Sayfayı Yazdır | Pencereyi Kapat | Resimleri Göster
Açıklama: Küçükk!. diye seslendi. Ayakkabı almayı düşündün mü?
Kategori: Toplum-Yaşam
Eklenme Tarihi: 09 Nisan 2016
Geçerli Tarih: 26 Nisan 2024, 02:48
Site: Görele Sol Platformu
URL: http://www.gorelesol.com/haber_detay.asp?haberID=22896
TEK AYAKKABI
Ayakkabıcı, yeni
getirdiği malları vitrine yerleştirirken, sokaktaki bir çocuk onu izlemekteydi.

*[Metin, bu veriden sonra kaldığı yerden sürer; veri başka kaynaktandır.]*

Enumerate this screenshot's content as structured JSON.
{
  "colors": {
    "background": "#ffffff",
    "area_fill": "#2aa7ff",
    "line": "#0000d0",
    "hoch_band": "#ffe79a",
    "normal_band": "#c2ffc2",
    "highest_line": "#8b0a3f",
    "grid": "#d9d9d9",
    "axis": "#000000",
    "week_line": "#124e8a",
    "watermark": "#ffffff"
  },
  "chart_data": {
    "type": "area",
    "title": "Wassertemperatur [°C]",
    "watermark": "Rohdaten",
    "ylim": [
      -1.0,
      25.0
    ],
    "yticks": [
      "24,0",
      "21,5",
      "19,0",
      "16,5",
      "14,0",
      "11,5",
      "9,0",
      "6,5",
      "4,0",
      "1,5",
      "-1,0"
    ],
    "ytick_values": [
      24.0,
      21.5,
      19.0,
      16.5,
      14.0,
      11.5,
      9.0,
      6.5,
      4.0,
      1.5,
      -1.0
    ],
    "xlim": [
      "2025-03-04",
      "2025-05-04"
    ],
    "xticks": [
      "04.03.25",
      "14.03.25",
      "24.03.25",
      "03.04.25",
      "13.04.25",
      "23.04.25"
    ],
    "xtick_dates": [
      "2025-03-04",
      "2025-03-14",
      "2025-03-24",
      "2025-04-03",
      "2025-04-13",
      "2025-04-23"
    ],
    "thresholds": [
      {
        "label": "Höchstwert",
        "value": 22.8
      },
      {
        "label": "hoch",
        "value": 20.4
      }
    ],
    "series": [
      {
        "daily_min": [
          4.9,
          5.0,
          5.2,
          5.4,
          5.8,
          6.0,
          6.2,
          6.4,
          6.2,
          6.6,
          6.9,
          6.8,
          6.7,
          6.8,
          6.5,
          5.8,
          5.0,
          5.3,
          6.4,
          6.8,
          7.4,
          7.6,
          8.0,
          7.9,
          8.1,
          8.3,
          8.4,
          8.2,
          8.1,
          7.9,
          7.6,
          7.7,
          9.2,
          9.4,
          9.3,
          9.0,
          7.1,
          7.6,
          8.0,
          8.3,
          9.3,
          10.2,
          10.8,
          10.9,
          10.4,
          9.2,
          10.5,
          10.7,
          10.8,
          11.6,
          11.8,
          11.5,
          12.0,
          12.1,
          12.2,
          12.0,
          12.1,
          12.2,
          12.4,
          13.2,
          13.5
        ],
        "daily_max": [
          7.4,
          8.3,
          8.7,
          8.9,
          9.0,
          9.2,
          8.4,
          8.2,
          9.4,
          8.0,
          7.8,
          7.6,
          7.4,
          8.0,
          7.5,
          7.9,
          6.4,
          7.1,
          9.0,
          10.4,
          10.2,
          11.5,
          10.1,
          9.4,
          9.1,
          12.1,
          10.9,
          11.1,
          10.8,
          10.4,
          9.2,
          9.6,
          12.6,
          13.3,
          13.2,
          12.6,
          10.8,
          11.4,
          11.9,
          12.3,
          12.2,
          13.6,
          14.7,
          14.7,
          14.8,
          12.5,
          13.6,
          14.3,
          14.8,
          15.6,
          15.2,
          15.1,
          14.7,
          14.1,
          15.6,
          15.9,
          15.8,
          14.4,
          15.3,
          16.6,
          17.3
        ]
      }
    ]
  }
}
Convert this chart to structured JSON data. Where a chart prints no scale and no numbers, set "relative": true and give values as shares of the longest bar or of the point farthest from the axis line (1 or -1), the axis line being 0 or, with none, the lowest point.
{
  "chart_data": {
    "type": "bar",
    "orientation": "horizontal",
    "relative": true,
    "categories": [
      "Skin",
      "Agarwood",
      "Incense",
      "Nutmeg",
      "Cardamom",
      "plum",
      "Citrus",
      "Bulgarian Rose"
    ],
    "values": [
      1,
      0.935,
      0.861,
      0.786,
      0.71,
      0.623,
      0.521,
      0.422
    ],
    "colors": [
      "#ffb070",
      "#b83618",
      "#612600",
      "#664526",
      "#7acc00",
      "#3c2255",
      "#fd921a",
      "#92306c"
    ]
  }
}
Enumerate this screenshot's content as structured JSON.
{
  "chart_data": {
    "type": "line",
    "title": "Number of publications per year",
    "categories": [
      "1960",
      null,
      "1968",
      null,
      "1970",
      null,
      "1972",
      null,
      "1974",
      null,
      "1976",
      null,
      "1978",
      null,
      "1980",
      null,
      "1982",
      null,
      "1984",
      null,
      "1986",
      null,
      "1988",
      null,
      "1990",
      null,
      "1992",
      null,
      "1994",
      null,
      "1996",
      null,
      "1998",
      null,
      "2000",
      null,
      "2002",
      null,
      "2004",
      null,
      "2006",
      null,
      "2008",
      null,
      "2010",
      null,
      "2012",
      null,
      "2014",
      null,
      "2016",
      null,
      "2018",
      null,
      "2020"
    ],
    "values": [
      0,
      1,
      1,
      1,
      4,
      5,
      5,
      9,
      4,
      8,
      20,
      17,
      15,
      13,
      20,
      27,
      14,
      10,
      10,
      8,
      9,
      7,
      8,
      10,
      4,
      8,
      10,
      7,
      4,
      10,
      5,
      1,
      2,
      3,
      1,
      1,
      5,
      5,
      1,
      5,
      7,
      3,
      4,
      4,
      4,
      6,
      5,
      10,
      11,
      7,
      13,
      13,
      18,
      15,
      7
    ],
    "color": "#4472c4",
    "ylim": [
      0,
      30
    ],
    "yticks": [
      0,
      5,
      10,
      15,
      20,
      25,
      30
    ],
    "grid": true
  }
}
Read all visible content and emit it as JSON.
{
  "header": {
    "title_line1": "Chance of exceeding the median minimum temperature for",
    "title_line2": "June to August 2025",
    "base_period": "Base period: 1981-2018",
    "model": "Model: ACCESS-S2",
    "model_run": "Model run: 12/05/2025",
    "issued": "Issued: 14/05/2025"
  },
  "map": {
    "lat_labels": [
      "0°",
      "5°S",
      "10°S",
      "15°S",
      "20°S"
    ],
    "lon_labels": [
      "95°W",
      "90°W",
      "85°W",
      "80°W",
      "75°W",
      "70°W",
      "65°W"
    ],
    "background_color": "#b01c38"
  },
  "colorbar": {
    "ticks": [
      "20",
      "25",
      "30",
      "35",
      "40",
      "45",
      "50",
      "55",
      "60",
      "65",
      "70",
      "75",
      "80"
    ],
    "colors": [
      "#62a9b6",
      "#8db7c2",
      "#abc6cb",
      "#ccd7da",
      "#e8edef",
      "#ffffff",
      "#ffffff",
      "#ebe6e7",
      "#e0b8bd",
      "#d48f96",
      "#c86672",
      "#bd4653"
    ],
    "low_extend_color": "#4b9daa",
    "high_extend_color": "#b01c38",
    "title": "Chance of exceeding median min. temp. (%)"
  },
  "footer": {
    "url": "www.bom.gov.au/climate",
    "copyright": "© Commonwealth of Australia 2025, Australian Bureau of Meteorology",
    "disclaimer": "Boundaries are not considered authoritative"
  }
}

Okullar kapanmak üzere olduğundan, spor ayakkabılara rağbet fazlaydı. Gerçi
mallar lüks sayılmazdı ama, küçük bir dükkan için yeterliydi. Onların en
güzelini öntarafa koyunca, çocuk vitrine doğru biraz daha yaklaştı. Fakat bir
koltuk değneği kullanmaktaydı. Hem de güçlükle.. Adam ona bir kez daha göz attı.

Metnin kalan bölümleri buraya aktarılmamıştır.